Le chemin

 

Quand Vern ferme les yeux, le chemin se dessine devant lui long et sinueux. Il lui suffit de les rouvrir pour le faire disparaître et retrouver les murs bleus pâles de sa chambre. Pourtant l’image est toujours là, planant à l’orée de ses pensées, attendant patiemment derrière ces paupières.

Vern est intrigué par ce paysage fantôme qui hante son esprit. Il cherche sa signification, la raison de sa présence tenace. Est-ce un souvenir ressurgi de sa mémoire où un rêve éveillé? Il ne sait plus…Et plus il cherche les réponses à cette question, plus la vérité semble lui échapper. Le chemin devient peu à peu obsession.

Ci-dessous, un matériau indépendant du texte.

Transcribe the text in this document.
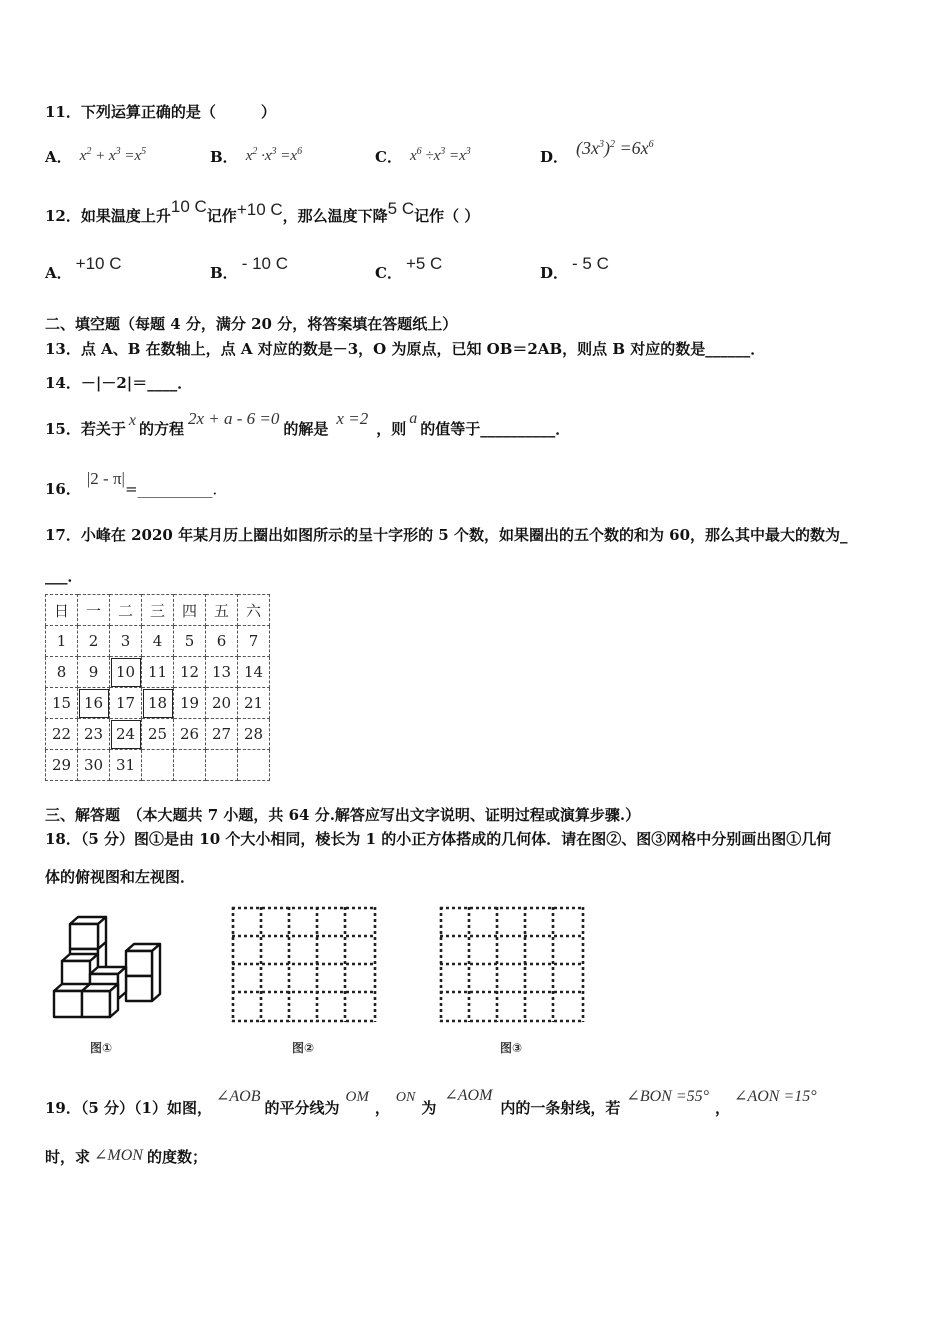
11．下列运算正确的是（　　　）
A． $x^2 + x^3 =x^5$	B． $x^2 \cdot x^3 =x^6$	C． $x^6 \div x^3 =x^3$	D． $(3x^3)^2 =6x^6$
12．如果温度上升10 C记作+10 C，那么温度下降5 C记作（ ）
A． +10 C	B． - 10 C	C． +5 C	D． - 5 C
二、填空题（每题 4 分，满分 20 分，将答案填在答题纸上）
13．点 A、B 在数轴上，点 A 对应的数是－3，O 为原点，已知 OB＝2AB，则点 B 对应的数是______．
14．－|－2|＝____．
15．若关于 x 的方程2x + a - 6 =0的解是x =2，则a的值等于__________．
16．|2 - π|=__________．
17．小峰在 2020 年某月历上圈出如图所示的呈十字形的 5 个数，如果圈出的五个数的和为 60，那么其中最大的数为_
___．
日	一	二	三	四	五	六
1	2	3	4	5	6	7
8	9	10	11	12	13	14
15	16	17	18	19	20	21
22	23	24	25	26	27	28
29	30	31				
三、解答题　（本大题共 7 小题，共 64 分.解答应写出文字说明、证明过程或演算步骤.）
18．（5 分）图①是由 10 个大小相同，棱长为 1 的小正方体搭成的几何体．请在图②、图③网格中分别画出图①几何
体的俯视图和左视图．
图①	图②	图③
19．（5 分）（1）如图，∠AOB的平分线为OM，ON为∠AOM内的一条射线，若∠BON =55°，∠AON =15°
时，求 ∠MON 的度数；
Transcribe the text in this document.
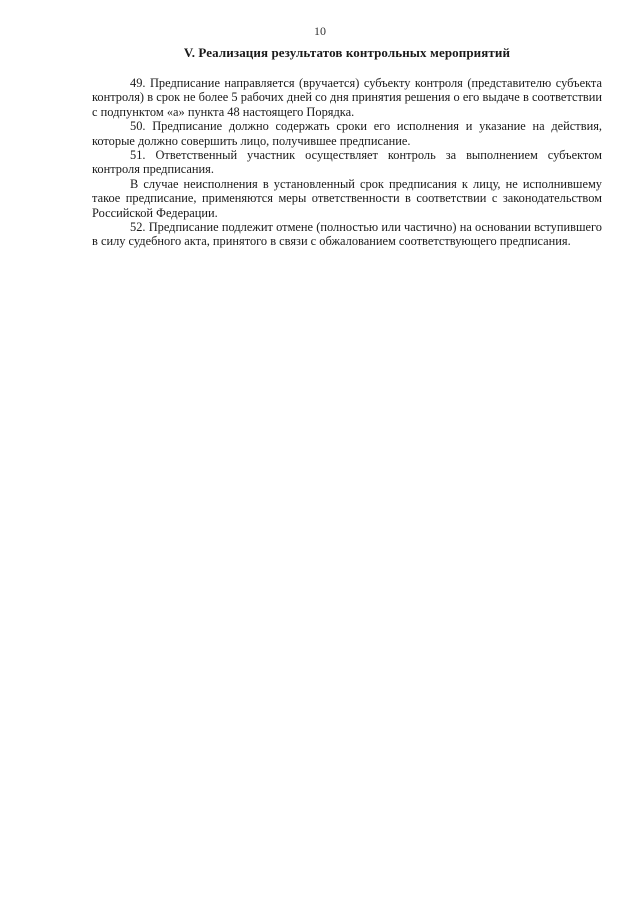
10
V. Реализация результатов контрольных мероприятий

49. Предписание направляется (вручается) субъекту контроля (представителю субъекта контроля) в срок не более 5 рабочих дней со дня принятия решения о его выдаче в соответствии с подпунктом «а» пункта 48 настоящего Порядка.

50. Предписание должно содержать сроки его исполнения и указание на действия, которые должно совершить лицо, получившее предписание.

51. Ответственный участник осуществляет контроль за выполнением субъектом контроля предписания.

В случае неисполнения в установленный срок предписания к лицу, не исполнившему такое предписание, применяются меры ответственности в соответствии с законодательством Российской Федерации.

52. Предписание подлежит отмене (полностью или частично) на основании вступившего в силу судебного акта, принятого в связи с обжалованием соответствующего предписания.
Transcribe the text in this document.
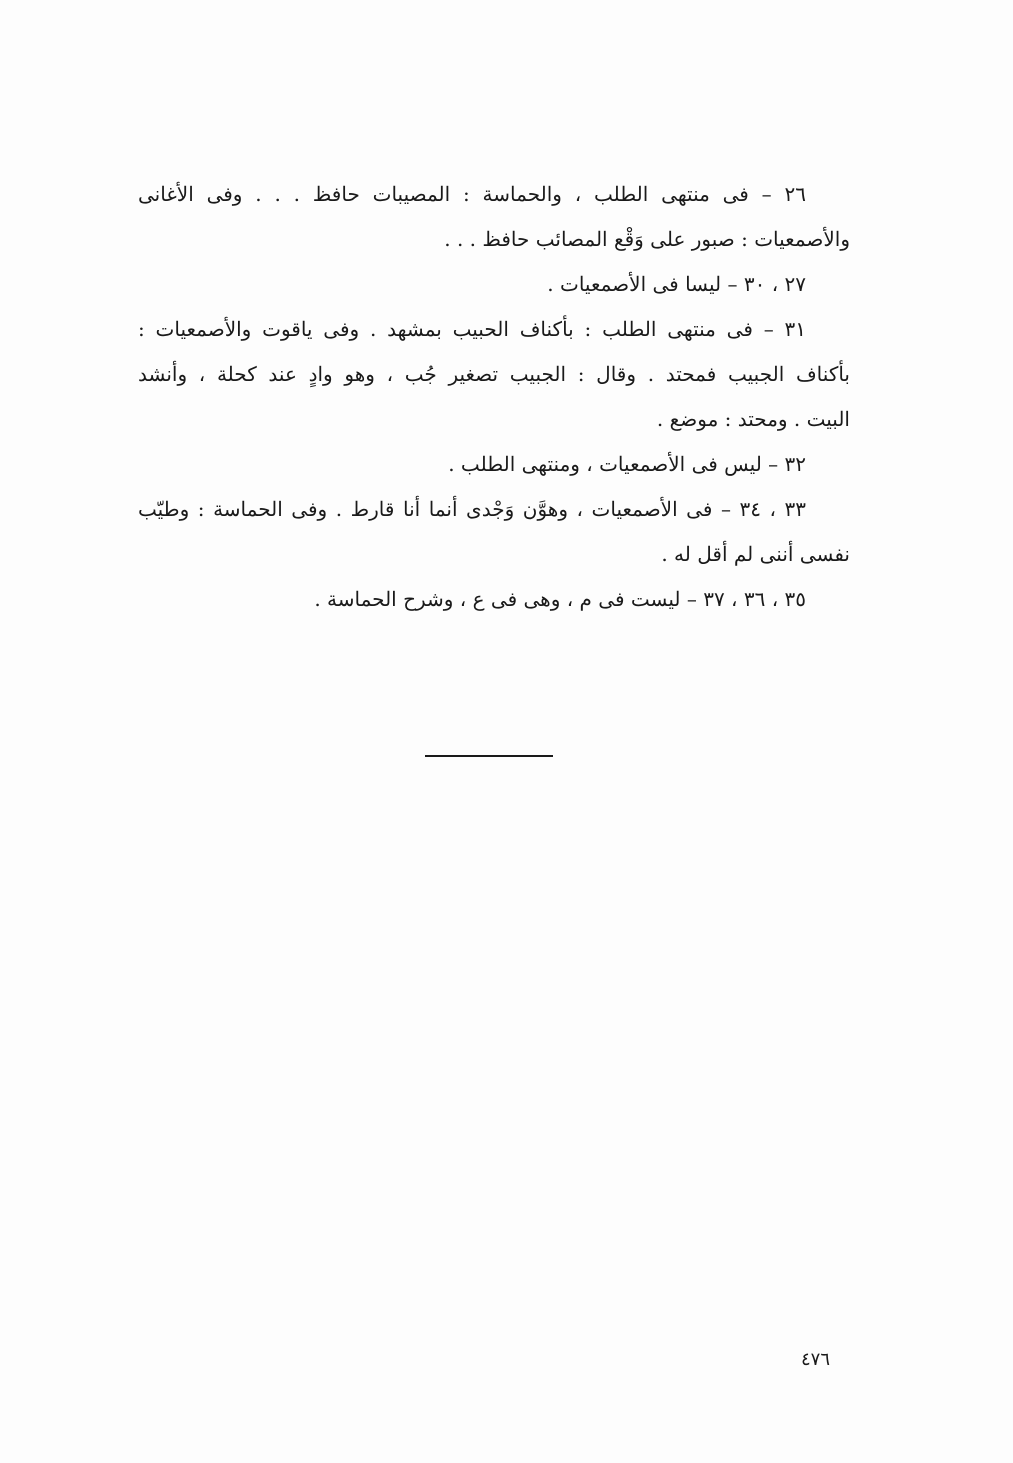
٢٦ – فى منتهى الطلب ، والحماسة : المصيبات حافظ . . . وفى الأغانى
والأصمعيات : صبور على وَقْع المصائب حافظ . . .
٢٧ ، ٣٠ – ليسا فى الأصمعيات .
٣١ – فى منتهى الطلب : بأكناف الحبيب بمشهد . وفى ياقوت والأصمعيات :
بأكناف الجبيب فمحتد . وقال : الجبيب تصغير جُب ، وهو وادٍ عند كحلة ، وأنشد
البيت . ومحتد : موضع .
٣٢ – ليس فى الأصمعيات ، ومنتهى الطلب .
٣٣ ، ٣٤ – فى الأصمعيات ، وهوَّن وَجْدى أنما أنا قارط . وفى الحماسة : وطيّب
نفسى أننى لم أقل له .
٣٥ ، ٣٦ ، ٣٧ – ليست فى م ، وهى فى ع ، وشرح الحماسة .
٤٧٦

Allongé sur son lit, Vern ferme les yeux plus longuement, afin d’explorer le chemin à son aise. Il y avance dans un état second, happé par sa force attractive. Sa marche est hypnotique, il n’a pour seul guide que les courbes ondulantes du sentier caillouteux. Où veut-il le mener? Au plus profond de lui même? Jusqu’au mal qui l’habite pour l’aider à le maîtriser? Est-il la réponse à son esprit torturé, la solution à son existence délavée?

Vern est fatigué et en a assez de réfléchir. Il décide qu’il est temps pour lui d’arrêter de se poser des questions. Il se détend, puis coupe mentalement les derniers liens qui l'attachent encore à la chambre bleue.

Le chemin lui fait un accueil quasi fusionnel. Tout paraît si réel. Vern pourrait presque toucher l’écorce striée des arbres qui bordent le sentier. Sous ses pieds une multitude de petits gravillons s’entrechoquent, provoquant à chacun de ses pas un bruissement léger. Des effluves d’herbe et de menthe l’effleurent doucement, l’invitant à une ballade olfactive envoûtante. Les couleurs s’associent en harmonies visuelles intenses. Au vert des herbes hautes se marie le rouge flamboyant des coquelicots en fleur. La lumière du jour s’infiltrant dans le feuillage des arbres éclaire de multiples teintes qui oscillent du vert doré au vert profond . Pourtant Vern ne les touche pas, ne les entend pas, ne les voit, ne les sent pas. Ses sens sont inertes, comme en état de sommeil. Ces couleurs, ces fragrances, ces textures traversent son être comme touchant  son esprit en une douce caresse. Elles sont de petits plaisirs au pouvoirs apaisants et curatifs qui pansent les plaies de son âme meurtrie. Vern réalise qu’il s’est tout simplement libéré du carcan d’un corps encombrant, pour laisser voguer son esprit au fil d’un chemin finalement bien plus réel qu’il ne le pensait.

Soudain, un mot émerge et s’impose comme une évidence, interrompant quelques fragments de secondes son voyage immobile. Ce mot, liberté.